I was too tired to deal with an adolescent’s wild mood swings—one moment attacking me for ruining Alexandra’s reputation, the next drowning in fear and remorse over crimes she hadn’t committed. I took a breath and tried to speak in a warm and compassionate voice.

“What can possibly make you say that? You just said you were a kid. I don’t believe you were in Iraq putting your sister in harm’s way.”

“Allie, she wanted me to go away to college, someplace special. That’s why she took the job in Iraq, because Tintrey pays people in war zones, like, four times what they pay here. Allie wanted me to go someplace grand, Yale, or somewhere like that. If it hadn’t been for me, she wouldn’t have gone off to war. And now? With Nadia gone and Ernie hurt, I have to do something big with my life or they’ll all be dead for nothing!”

“That sounds like a terrible burden to carry around.”

“I have these dreams,” she whispered, “where Nadia and Allie push me off a cliff, and Mamá and Papi are holding out their arms like they’re going to catch me, only they disappear, and I’m still falling. I wake up just before I hit the ground.”

Her shoulders began to shake, and she was suddenly sobbing—those heaving, gut-wrenching sobs that make you feel your whole body will rip apart. That’s what it means to cry your heart out. I put an arm around Clara.

“Tough road you’re on, kid, tough road,” I murmured into her hair.

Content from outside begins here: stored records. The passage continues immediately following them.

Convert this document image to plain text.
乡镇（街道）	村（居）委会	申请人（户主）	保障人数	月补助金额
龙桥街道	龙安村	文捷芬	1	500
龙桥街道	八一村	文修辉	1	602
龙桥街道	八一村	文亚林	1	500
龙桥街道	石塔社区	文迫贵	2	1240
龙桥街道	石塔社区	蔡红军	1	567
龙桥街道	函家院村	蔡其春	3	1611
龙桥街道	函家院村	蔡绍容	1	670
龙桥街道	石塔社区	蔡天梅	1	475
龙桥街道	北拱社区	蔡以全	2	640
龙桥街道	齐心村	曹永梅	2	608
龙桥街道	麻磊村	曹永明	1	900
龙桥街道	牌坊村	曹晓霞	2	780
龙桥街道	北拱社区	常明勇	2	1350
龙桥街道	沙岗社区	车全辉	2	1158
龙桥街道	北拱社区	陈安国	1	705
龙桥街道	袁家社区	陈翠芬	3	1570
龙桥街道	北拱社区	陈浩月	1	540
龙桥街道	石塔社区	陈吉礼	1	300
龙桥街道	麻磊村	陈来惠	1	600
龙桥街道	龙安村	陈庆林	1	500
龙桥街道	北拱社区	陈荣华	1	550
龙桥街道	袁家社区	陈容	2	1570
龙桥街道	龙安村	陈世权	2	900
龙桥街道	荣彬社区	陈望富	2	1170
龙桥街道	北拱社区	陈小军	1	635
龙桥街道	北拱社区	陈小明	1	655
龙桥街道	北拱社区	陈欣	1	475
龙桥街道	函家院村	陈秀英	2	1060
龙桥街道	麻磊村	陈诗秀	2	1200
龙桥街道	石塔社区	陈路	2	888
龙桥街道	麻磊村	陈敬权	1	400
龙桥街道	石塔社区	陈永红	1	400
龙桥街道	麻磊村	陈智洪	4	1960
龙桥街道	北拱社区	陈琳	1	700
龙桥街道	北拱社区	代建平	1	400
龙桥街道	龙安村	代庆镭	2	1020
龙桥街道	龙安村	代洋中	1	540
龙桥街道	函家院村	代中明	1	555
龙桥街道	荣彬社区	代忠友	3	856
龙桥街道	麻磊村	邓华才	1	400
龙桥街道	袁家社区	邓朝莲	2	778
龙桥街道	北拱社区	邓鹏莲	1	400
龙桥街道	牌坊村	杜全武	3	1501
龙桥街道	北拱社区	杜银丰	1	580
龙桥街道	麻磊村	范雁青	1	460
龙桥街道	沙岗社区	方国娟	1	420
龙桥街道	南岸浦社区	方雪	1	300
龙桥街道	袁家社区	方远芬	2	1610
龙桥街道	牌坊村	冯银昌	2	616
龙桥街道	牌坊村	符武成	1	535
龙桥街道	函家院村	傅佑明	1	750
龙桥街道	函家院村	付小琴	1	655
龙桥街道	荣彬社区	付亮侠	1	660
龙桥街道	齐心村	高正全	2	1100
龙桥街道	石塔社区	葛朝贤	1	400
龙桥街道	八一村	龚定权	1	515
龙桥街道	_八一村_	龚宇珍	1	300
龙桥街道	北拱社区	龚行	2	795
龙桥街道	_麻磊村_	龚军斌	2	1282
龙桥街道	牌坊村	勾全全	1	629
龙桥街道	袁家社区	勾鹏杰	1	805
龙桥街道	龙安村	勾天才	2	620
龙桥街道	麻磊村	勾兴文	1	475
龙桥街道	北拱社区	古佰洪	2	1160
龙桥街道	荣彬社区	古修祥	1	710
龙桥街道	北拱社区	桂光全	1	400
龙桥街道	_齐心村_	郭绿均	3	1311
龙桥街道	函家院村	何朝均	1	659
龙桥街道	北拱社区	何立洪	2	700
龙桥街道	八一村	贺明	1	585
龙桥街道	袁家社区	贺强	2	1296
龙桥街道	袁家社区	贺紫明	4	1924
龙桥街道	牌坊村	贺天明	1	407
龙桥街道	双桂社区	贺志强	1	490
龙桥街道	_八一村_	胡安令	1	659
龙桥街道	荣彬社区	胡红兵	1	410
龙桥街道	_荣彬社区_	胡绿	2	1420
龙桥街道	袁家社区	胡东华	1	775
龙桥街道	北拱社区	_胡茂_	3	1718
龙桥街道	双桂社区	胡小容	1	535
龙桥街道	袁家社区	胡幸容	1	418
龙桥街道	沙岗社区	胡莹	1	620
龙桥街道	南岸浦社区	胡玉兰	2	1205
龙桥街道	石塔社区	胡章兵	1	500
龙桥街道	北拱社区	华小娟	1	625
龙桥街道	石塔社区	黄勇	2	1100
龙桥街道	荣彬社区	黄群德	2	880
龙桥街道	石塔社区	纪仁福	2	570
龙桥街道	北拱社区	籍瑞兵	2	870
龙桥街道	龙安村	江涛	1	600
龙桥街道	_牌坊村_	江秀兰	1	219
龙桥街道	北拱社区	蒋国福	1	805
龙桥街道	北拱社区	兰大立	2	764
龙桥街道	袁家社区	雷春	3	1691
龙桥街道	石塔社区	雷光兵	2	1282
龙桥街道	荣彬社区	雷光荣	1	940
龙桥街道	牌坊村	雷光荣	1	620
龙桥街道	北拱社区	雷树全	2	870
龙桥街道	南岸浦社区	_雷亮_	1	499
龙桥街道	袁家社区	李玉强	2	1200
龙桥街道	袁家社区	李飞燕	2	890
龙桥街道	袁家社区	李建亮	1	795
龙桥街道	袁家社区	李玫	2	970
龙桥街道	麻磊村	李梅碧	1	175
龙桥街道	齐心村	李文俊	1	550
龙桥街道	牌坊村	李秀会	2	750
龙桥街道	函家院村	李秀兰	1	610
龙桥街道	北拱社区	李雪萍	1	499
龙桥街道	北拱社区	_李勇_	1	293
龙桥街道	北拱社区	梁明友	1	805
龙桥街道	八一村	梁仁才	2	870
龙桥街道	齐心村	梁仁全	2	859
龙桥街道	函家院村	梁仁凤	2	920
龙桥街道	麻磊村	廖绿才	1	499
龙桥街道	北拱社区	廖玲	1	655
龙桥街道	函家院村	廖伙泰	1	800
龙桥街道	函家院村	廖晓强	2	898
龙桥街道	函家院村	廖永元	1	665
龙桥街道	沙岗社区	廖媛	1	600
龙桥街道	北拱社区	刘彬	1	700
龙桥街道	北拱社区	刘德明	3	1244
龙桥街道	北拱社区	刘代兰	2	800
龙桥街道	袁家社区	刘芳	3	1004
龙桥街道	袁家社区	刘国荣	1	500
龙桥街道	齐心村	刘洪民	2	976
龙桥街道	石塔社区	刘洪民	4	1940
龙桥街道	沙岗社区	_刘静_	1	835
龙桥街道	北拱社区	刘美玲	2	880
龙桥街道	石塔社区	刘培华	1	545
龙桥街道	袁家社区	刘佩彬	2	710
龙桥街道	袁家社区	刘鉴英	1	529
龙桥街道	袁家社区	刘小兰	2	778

People kept coming to the back of the shop to use the toilets. They stared at us, and one of them started to call Clara’s name but backed away when Clara glowered at her. Eventually, her sobs died down. I made her swallow some of my cold, overboiled coffee and handed her a napkin to blow her nose.

“What did Nadia tell you about Chad?”

“Just that he scared her. She thought first he was from Prince Rainier and that he was going to beat her up for drawing Allie’s picture. But Chad thought she was making fun of him, that’s why he was so angry. It doesn’t make any sense, does it?”

“None of this makes any sense. Not the insurance money. Or why a lawyer like Cowles cares. Although Chad has PTSD, and things set him off that might not seem logical.”

“I have to get to school,” Clara said. “I left before mass, but now I’m late for first period. What are you going to do?”

I made a face. “I don’t understand anything right now. But, I promise, I will act with your safety in mind. If you do start feeling scared”—I pulled out one of my cards and wrote my home address on it—“go to this address, ring the first-floor bell. An old man named Mr. Contreras will let you in and look after you. He’s my neighbor. I’ve known him for years. Believe me, there’s no one more trustworthy in this city.”

The pen pressed against my swollen palm and made it hard to write clearly, but I added CONTRERAS in block letters under my address on Racine and handed it to her along with a twenty.

“That’s for a cab if you need to run fast. Don’t spend it on eye shadow or coffee drinks. It’s your bolt-hole money.”